I’ve never held a professional title of any kind, other than perhaps, Shaker Plant Expert (SPE). According to unreliable sources, there are only two of us in the world. Rod Steiner is one and I’m the other. This honor is self-bestowed; some would question its authenticity.
The State of Alaska – Department of Transportation & Public Facilities – Maintenance & Operations section was experimenting with using glacial sand for winter road use around 1990, give or take five years. Light, imported sand currently being spread on snowy and icy roads was quickly blowing off the slick asphalt as soon as it was put down. Someone came up with the idea of mixing heavier, and sharper granulated glacial silt in with the light. It seemed like a perfect plan.
Because this glacial sand was laden with boulders and rocks, a shaker plant was needed to separate things. DOT purchased a portable one and installed it beside a tributary creek of Portage Lake. This creek was some distance off the Seward Highway and in a beautiful setting.
A shaker plant works much like a mechanical sieve. Stones and gravel are dumped into a hopper, where it then goes to a vibrating screen of sorts. The fine sand drops down through metal grates, while a conveyor carries the heavier material to a designated pile or piles.
A counterweight on a long shaft, driven by fan belts makes the device, shake, rattle, and roll as Rod and I liked to say. We falsely told people that we invented the term, but actual credit goes to 1919 vaudeville performer, “Baby” Franklin Seals. Baby’s use of it I’m sure had nothing to do with making sand.
It was middle September, and a call came in from Larry Bushnell, Girdwood Shop Foreman, that their shaker plant had lost a couple of bearings. The machine was no longer operational. Larry needed it up and running and like right now.
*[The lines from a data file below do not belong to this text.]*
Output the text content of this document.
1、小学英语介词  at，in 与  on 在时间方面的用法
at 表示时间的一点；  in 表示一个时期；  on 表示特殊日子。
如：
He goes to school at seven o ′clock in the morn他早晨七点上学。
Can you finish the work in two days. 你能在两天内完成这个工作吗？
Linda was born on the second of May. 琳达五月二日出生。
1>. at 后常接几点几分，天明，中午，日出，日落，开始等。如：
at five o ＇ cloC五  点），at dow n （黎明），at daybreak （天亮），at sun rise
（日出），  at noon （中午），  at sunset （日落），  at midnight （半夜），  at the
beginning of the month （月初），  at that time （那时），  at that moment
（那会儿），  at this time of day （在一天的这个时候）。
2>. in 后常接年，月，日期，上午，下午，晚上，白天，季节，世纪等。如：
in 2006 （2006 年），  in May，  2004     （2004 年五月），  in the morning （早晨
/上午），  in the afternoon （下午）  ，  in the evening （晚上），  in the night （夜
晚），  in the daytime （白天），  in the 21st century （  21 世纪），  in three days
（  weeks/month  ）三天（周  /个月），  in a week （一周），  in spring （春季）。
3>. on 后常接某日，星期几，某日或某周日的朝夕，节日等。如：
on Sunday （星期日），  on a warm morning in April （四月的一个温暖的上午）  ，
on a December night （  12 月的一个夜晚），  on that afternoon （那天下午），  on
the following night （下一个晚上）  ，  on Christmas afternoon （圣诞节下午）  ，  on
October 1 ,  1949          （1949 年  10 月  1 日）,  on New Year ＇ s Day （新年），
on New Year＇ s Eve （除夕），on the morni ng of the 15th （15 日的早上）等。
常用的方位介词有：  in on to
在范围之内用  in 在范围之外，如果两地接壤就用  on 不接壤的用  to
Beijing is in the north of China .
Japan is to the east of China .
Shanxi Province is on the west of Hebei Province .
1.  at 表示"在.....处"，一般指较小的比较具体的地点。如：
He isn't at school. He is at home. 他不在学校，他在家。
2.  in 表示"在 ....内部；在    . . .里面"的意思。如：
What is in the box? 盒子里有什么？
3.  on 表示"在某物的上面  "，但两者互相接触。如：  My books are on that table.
For whatever reason, our boss, Ray Henry, chose Rod and me to drive down and repair it. I believe Ray thought it would be an easy fix with us on the job. Perhaps it was punishment? Weather was as bad as it gets in the Portage Valley area. Wind was blowing icy rain and snow near sideways. Even with Carhart’s and raingear on it was brutally cold.
The machine needed a complete, unbalanced flywheel shaft plus bearings. All essential parts were overnighted. We worked from the bucket of a Case loader in most difficult weather. Rod and I took turns thawing out in the always-running service truck. A thermos of hot coffee wasn’t enough; hypothermia was a snail’s tail away.
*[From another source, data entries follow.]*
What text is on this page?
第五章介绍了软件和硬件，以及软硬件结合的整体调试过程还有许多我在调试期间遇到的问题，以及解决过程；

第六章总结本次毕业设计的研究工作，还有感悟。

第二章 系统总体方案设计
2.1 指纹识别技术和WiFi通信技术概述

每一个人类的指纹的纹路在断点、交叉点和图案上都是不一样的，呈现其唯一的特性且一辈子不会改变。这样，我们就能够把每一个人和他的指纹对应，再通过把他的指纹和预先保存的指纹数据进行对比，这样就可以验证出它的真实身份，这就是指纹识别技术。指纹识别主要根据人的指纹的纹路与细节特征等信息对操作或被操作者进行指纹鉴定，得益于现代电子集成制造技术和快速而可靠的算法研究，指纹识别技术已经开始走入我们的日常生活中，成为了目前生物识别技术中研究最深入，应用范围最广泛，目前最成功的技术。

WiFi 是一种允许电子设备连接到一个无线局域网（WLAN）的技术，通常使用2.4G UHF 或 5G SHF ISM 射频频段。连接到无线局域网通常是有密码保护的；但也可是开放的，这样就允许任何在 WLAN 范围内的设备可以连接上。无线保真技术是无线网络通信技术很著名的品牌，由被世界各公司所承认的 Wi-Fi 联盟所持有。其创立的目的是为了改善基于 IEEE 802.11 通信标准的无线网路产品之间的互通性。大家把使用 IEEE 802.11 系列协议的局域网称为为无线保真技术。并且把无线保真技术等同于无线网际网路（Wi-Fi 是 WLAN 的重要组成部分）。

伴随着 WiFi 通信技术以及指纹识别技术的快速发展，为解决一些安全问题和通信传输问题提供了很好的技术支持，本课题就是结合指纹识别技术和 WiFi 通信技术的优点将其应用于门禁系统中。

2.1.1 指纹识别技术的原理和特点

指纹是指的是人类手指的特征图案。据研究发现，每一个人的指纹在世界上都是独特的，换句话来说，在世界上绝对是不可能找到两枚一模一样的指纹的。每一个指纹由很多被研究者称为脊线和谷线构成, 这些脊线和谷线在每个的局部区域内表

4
It took us four days to complete our mission. The drive from Anchorage to Portage and back was two hours alone. After the mission was complete, we were able to bask in the glory of our success. We wore our imaginary shaker plant expert badges with honor.
Afterwards, whenever the shop phone rang, Rod and I would be on imaginary edge claiming it was another call for our expertise. That never happened for good reason.
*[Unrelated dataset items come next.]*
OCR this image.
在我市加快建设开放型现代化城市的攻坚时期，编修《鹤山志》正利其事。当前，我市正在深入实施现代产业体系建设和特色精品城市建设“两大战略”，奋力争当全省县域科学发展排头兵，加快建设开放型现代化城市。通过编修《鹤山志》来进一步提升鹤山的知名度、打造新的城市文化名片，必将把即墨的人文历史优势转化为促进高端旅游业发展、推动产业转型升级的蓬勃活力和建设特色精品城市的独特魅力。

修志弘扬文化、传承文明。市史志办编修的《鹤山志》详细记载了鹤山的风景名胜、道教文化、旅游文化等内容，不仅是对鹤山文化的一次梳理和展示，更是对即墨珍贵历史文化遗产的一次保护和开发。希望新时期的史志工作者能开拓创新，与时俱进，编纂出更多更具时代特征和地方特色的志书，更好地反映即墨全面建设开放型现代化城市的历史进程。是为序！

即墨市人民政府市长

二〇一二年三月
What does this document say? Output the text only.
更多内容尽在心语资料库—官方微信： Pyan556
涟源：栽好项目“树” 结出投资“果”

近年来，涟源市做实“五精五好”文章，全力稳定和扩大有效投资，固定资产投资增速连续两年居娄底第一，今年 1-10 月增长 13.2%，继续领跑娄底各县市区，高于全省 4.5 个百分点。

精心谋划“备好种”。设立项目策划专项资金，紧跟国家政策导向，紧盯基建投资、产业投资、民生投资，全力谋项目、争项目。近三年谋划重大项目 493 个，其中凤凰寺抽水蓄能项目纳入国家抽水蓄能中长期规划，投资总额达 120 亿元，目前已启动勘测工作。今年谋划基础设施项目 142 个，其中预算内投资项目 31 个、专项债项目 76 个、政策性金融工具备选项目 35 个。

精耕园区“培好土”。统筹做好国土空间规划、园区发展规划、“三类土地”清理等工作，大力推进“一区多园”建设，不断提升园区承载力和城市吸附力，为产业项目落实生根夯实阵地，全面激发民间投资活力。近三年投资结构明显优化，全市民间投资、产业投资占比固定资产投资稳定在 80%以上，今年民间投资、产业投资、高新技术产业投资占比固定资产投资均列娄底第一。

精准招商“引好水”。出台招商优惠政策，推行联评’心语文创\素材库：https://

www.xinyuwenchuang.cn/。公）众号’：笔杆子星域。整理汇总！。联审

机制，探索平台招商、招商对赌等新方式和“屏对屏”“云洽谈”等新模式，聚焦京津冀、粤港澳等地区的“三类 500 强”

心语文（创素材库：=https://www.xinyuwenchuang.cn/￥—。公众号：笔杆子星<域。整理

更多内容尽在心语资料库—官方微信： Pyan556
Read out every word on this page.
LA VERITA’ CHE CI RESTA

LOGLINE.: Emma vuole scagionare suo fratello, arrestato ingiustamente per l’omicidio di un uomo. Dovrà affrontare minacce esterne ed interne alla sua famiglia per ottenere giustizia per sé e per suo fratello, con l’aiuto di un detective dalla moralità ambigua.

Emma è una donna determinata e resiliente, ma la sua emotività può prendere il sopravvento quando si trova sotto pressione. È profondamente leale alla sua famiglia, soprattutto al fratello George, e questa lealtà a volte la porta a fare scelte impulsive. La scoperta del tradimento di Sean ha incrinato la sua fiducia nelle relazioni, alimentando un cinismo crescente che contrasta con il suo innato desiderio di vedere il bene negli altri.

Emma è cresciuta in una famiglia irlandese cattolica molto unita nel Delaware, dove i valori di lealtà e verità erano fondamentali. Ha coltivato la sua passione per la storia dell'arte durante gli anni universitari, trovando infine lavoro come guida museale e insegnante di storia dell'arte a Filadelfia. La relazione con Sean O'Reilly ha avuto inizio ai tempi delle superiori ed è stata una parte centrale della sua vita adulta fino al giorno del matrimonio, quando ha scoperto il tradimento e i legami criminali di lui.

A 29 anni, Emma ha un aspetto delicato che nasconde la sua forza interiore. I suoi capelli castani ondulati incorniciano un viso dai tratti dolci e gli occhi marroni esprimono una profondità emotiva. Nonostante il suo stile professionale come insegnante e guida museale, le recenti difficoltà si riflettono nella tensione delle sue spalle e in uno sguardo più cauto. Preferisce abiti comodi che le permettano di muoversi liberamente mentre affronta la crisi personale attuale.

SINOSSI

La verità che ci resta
Throughout that winter, automotive glass shops in Anchorage, Seward, Homer, and Soldotna were kept extremely busy. The heavier sand had worked just fine. It stayed on the roadway. It also took out countless windshields and headlights in the process. People complained and the operation was immediately placed into mothballs.
I’m told by unreliable sources that this shaker was purchased by a gold mining operation in Girdwood. I can’t verify such, but perhaps, Parker Schnabel, of GOLD RUSH fame can.
At times when I pick up the home phone, I flash back to that inside joke at DOT, expecting an imaginary voice on the other end to call out,
“We need a couple of shaker plant experts, and we need them right now!”
That always brings a smile to my face!